# Acer Aspire 5580 Audio



## jeffongmd (Sep 19, 2007)

I would like some help with the sound system of my Acer Aspire 5580 running Windows XP Home Edition. 

The audio jack does not seem to have any output. Plugging either my speakers or my headphone into the jack brings up the Realtek Audio Manager (comes with the sudio driver for this laptop) thus it is recognized by windows. No sound however can be heared in any output device plugged into the jack.

The problem happens sporadically but I noticed it occurs mostly after windows updates itself. I am currently downloading the updated driver and will try it out. 

Does anyone have a similar problem with their pc audio systems?


----------



## adriansoetanto (Sep 25, 2007)

Dear friends,

i have the same problem too...
my notebook is Acer 5580 series and i use Windows XP Professional.
the problem is my audio line-out occasionally gives no sound output at all (as if it's in mute mode), but if i detach my active speaker, i.e. use the notebook internal speaker, it will give sound output.

could you please tell me what the problem is?

thank you for helping.

--
Best Regards,
Adrian


----------



## riaz (Dec 10, 2007)

i have the same problem too, but before the headphone jack used to work. Just installed foobar2000 with the kernel streaming component. uninstalled it. still doesn't work.:upset:


----------



## mado2005 (Jul 26, 2008)

thankxxxxxxxxxxxxxxxx


----------



## jaytluc (Aug 14, 2008)

I have the same problem as above. My notebook used to have sounds but now its completely mute... i reinstalled the audio driver, no sound from internal speaker nor jack output. 

Please help me.. :'(


----------



## ngocdq (Nov 21, 2008)

adriansoetanto said:


> Dear friends,
> 
> i have the same problem too...
> my notebook is Acer 5580 series and i use Windows XP Professional.
> the problem is my audio line-out occasionally gives no sound output at all (as if it's in mute mode), but if i detach my active speaker, i.e. use the notebook internal speaker, it will give sound output.

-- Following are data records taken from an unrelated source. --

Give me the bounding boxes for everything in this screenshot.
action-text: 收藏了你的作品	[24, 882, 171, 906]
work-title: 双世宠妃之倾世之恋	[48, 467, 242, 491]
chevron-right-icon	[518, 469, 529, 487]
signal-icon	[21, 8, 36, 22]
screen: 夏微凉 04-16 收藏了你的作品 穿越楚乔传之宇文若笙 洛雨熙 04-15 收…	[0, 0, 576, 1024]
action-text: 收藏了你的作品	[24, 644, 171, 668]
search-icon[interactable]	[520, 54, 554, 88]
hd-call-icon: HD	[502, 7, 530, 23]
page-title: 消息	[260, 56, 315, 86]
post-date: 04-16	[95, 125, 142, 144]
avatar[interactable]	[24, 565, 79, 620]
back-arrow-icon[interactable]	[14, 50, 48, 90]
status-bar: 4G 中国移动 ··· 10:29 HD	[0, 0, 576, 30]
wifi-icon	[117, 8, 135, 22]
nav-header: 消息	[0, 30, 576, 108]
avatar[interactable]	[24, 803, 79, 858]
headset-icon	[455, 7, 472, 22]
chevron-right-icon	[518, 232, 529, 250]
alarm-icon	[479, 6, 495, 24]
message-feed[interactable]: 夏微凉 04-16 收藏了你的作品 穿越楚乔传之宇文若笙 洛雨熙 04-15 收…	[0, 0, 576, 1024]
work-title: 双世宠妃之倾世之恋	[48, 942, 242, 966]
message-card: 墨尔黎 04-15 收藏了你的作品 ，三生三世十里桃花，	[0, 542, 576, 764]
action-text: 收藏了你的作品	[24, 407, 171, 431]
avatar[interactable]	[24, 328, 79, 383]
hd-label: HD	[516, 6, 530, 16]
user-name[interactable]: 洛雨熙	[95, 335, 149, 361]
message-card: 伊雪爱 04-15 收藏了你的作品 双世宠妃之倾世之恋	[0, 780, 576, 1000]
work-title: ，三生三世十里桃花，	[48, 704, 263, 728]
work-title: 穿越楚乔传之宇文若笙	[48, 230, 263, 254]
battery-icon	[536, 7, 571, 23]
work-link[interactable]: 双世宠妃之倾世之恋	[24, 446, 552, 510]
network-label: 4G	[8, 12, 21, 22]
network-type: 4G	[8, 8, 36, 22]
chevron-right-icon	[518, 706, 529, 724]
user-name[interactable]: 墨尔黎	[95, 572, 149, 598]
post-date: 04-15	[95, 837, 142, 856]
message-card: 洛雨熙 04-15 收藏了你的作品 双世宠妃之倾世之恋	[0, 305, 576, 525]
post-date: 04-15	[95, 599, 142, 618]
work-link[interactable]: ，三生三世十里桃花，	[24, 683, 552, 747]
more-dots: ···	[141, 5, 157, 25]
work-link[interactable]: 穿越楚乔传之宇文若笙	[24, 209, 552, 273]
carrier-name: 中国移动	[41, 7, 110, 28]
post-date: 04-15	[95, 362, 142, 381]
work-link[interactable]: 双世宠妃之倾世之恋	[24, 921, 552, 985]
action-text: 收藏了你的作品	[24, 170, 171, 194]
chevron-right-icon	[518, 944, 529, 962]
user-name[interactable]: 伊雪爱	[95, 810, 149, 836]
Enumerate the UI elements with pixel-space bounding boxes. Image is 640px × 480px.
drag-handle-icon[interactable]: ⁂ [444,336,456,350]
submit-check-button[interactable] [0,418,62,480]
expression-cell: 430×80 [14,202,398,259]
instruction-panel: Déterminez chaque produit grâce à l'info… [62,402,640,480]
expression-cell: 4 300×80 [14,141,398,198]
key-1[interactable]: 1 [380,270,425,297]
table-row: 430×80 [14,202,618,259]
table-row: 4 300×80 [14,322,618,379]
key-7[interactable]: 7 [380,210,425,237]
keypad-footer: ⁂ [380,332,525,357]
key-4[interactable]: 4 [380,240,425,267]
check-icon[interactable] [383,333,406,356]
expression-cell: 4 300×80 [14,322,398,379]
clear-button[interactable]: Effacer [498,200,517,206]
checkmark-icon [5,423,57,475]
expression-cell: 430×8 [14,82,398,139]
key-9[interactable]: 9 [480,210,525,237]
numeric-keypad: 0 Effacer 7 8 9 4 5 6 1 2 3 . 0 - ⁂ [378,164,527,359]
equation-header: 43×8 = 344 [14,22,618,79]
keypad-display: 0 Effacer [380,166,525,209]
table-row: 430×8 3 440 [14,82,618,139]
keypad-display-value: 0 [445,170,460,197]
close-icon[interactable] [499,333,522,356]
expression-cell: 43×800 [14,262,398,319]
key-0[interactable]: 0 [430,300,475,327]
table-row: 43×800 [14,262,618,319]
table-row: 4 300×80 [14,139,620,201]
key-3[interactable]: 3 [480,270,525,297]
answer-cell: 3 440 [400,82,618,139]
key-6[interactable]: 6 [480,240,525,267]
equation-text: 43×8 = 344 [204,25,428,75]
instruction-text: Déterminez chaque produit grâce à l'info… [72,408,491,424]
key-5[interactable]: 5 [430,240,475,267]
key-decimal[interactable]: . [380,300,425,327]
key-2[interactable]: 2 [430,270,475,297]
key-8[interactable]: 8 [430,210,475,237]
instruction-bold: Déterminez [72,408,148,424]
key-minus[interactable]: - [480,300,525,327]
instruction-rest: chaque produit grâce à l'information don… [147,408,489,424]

I got the same issue, but i've found a band-aid solution that is : once you want to hear the sounds by ear phone or headphone, first of all you must open "Device manager" dialog, and disable "Realtek High Definition Audio" item under "Sound, video and game controllers" item, and wait for about 30seconds or 1 minute, then re-enable it. 
I think this issue may be due to the bad Sound card Driver. Originaly, Asprire 5580 does not use Windows xp operation, so when we reinstall our PC using WIndowsXP, we used some sound driver (searched and download on internet) that not work properly with the hardware. 
dose any one have the best solotion? Could any one help us to solve this problem stricly plz!!!!!!!!!!!!!!!!!!!
Best regard, 
ngocdq.


----------